If you're going to discuss solutions, maybe take a minute to separate out the different 'problems' you're addressing and how they interrelate - you tend to move between them fluidly.
First, you've identified a broken conversation, full of irrational groupthink and cowardice that demeans everyone involved. This conversation is a performative pandering bluff, does very little to solve any problems, does much to occlude their sources, and may lead to backlash white identitarian politics in the long run. This isn't the main problem, it just makes solving it very difficult.
Second, you've identified the human cost of persistent racial inequalities, the levels of violence, the enduring wealth/achievement gaps, the tragedy of mass incarceration, the loss to society of people not achieving their greatest human potential. This is what many of those concerned with structural racism are concerned with - the human cost persists, even if, as you say, things are better than ever with respect to racism in particular.

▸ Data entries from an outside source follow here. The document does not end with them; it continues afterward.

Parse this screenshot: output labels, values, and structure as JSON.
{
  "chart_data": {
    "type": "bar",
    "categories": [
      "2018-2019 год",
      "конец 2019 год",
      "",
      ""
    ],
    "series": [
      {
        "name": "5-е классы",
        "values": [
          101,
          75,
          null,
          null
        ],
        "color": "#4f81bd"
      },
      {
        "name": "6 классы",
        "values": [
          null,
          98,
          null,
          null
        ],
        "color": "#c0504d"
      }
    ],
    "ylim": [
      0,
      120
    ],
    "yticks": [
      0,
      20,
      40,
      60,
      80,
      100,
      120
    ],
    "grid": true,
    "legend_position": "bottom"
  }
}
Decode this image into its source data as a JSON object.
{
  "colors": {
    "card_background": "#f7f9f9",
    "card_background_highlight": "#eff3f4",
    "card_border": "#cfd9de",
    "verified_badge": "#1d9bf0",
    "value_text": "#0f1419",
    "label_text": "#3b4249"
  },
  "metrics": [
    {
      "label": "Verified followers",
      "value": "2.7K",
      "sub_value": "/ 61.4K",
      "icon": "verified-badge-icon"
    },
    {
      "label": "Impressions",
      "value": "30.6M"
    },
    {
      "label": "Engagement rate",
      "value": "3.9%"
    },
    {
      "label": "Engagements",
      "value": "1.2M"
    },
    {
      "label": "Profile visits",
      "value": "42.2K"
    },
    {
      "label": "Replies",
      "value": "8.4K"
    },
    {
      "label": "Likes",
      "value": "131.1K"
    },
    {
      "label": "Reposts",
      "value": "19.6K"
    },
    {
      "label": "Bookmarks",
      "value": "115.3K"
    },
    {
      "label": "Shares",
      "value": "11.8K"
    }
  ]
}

Third, you've identified the spiritual crime committed when individuals of color are told that any opportunities in their lives will come about only after white people's personal journeys to become less racist, putting white guilt, fragility, and ultimately redemption at the center of the narrative. White people become the villains and heroes of this breathtakingly narcissistic story, taking all the roles, leaving other groups robbed of personal agency, hope, and any sense their choices matter. This is a bleak, hopeless picture of inescapable caste with no room for the individual; you've rightly called it a spiritual dead end.
Separating these problems separately - intellectual, social, and spiritual - may delineate some concrete differences in your thinking with respect to first solutions. There could be different perspectives regarding the sequence in which these problems must be tackled. You could also imagine one of these being solved without the other two, perhaps even at the expense of the other two. Many of the people you're arguing against would accept solving the second problem at the expense of the first and third. Why John feels sad and Glenn feels angry with regard to 'Omar's' choices is worth investigating. It may be a question of experience, it may be a question of which of these problems you regard as primary to address, it may offer a clue into future departures of opinion with respect to remedy.
It's not necessary to be this fine tuned when discussing problems, but I think the discussion of solutions would benefit from a bit more structure.